Line plot of the dataset given in the table above with a logarithmic y axis.
E. Richardson, created with Numbers.

Submitting your work

You may choose to submit these plots one of two ways: you may save them as graphics files (.jpg, .pdf or .tiff) or if you use a Web plotting program that allows you to save your plot as a link, then you may paste the links in when you submit your assignment.

Save your files in the following format:

L1_plot1_AccessAccountID_LastName.doc (or .jpg or .pdf or .tiff).

For example, Cardinals former second baseman and hall of famer Lou Brock would name his file "L1_plot1_lcb20_brock.doc"

Submit your three plots in Canvas.
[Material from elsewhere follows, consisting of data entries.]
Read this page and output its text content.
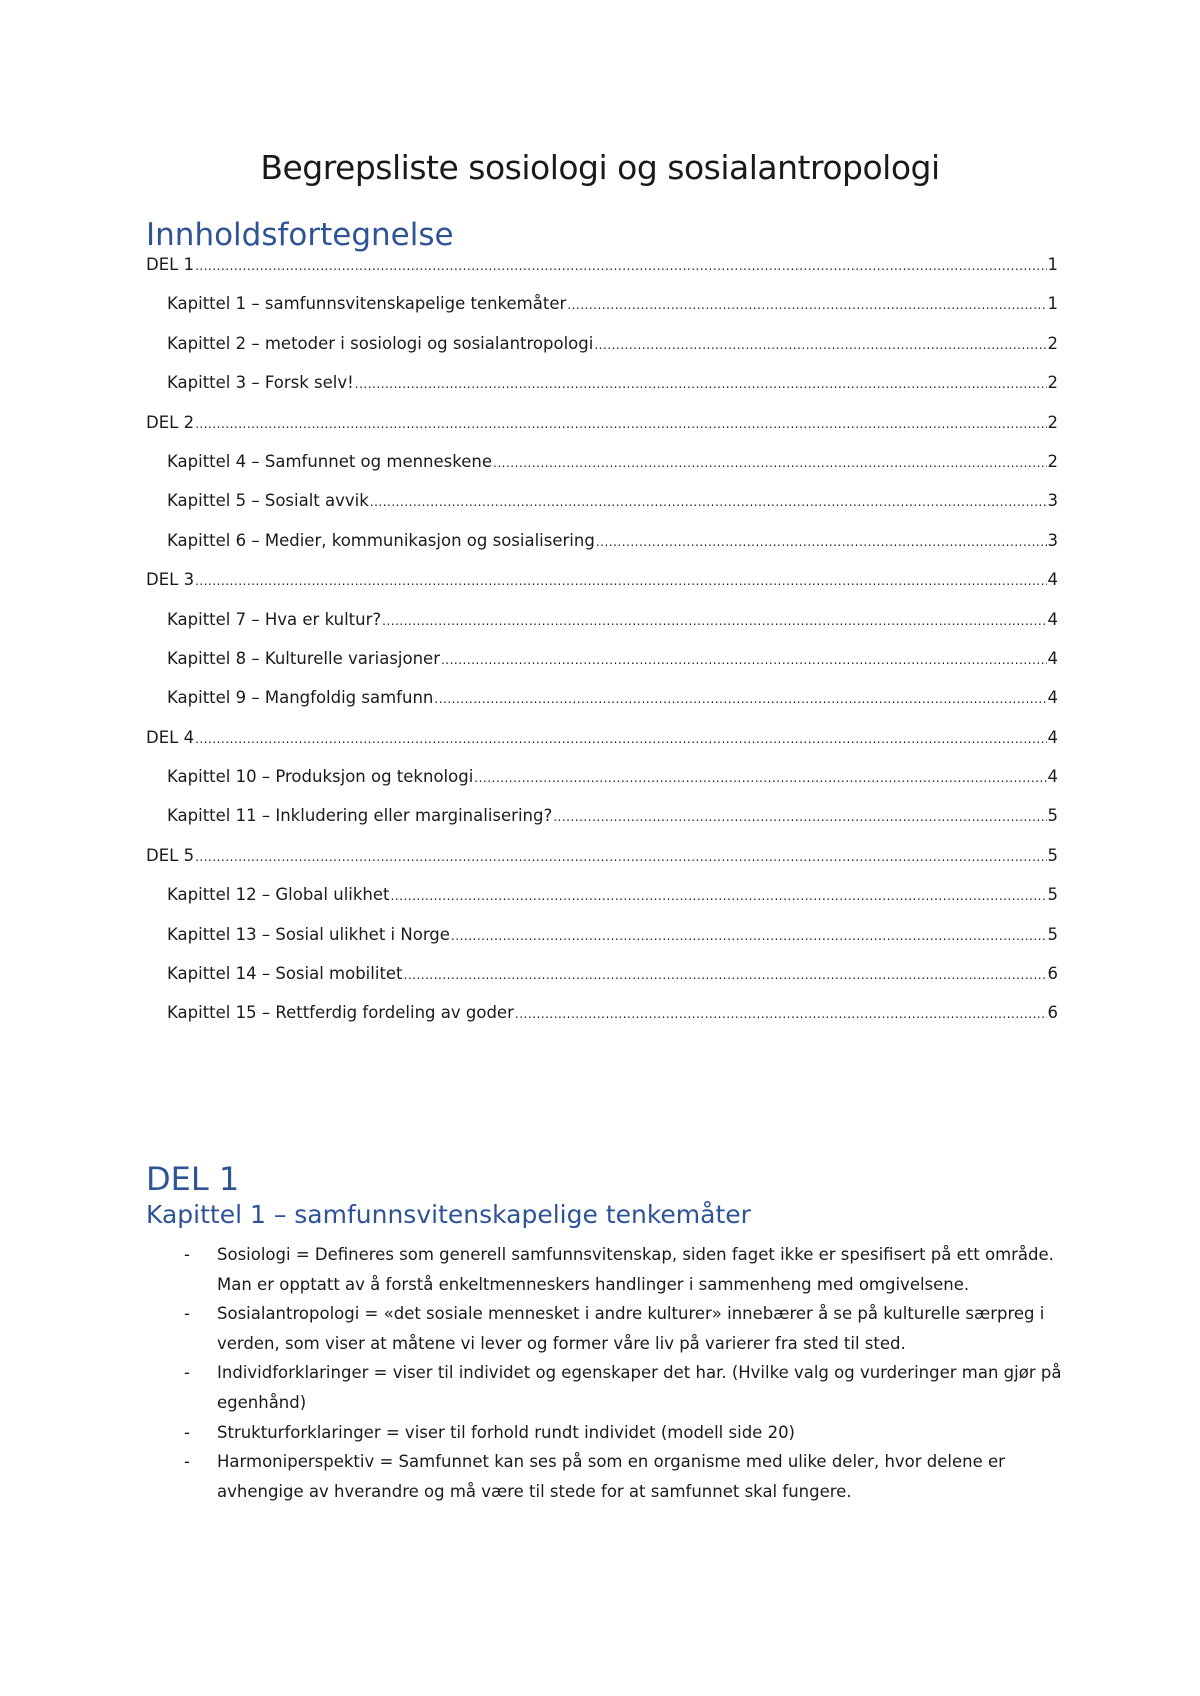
Begrepsliste sosiologi og sosialantropologi
Innholdsfortegnelse
DEL 1 .....	1
Kapittel 1 – samfunnsvitenskapelige tenkemåter .....	1
Kapittel 2 – metoder i sosiologi og sosialantropologi .....	2
Kapittel 3 – Forsk selv! .....	2
DEL 2 .....	2
Kapittel 4 – Samfunnet og menneskene .....	2
Kapittel 5 – Sosialt avvik .....	3
Kapittel 6 – Medier, kommunikasjon og sosialisering .....	3
DEL 3 .....	4
Kapittel 7 – Hva er kultur? .....	4
Kapittel 8 – Kulturelle variasjoner .....	4
Kapittel 9 – Mangfoldig samfunn .....	4
DEL 4 .....	4
Kapittel 10 – Produksjon og teknologi .....	4
Kapittel 11 – Inkludering eller marginalisering? .....	5
DEL 5 .....	5
Kapittel 12 – Global ulikhet .....	5
Kapittel 13 – Sosial ulikhet i Norge .....	5
Kapittel 14 – Sosial mobilitet .....	6
Kapittel 15 – Rettferdig fordeling av goder .....	6
DEL 1
Kapittel 1 – samfunnsvitenskapelige tenkemåter
- Sosiologi = Defineres som generell samfunnsvitenskap, siden faget ikke er spesifisert på ett område. Man er opptatt av å forstå enkeltmenneskers handlinger i sammenheng med omgivelsene.
- Sosialantropologi = «det sosiale mennesket i andre kulturer» innebærer å se på kulturelle særpreg i verden, som viser at måtene vi lever og former våre liv på varierer fra sted til sted.
- Individforklaringer = viser til individet og egenskaper det har. (Hvilke valg og vurderinger man gjør på egenhånd)
- Strukturforklaringer = viser til forhold rundt individet (modell side 20)
- Harmoniperspektiv = Samfunnet kan ses på som en organisme med ulike deler, hvor delene er avhengige av hverandre og må være til stede for at samfunnet skal fungere.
Go to Module One: Preinstructional Activities and find 3 Plots. Click that and once you've done that you will see a "Submit Assignment" button. Press that and get ready to upload your files or paste your link in there.

Grading criteria

As I mentioned at the top of the page, this activity will be graded based on participation only (either you made three plots or you didn't). However, I will provide constructive feedback to you about your plots.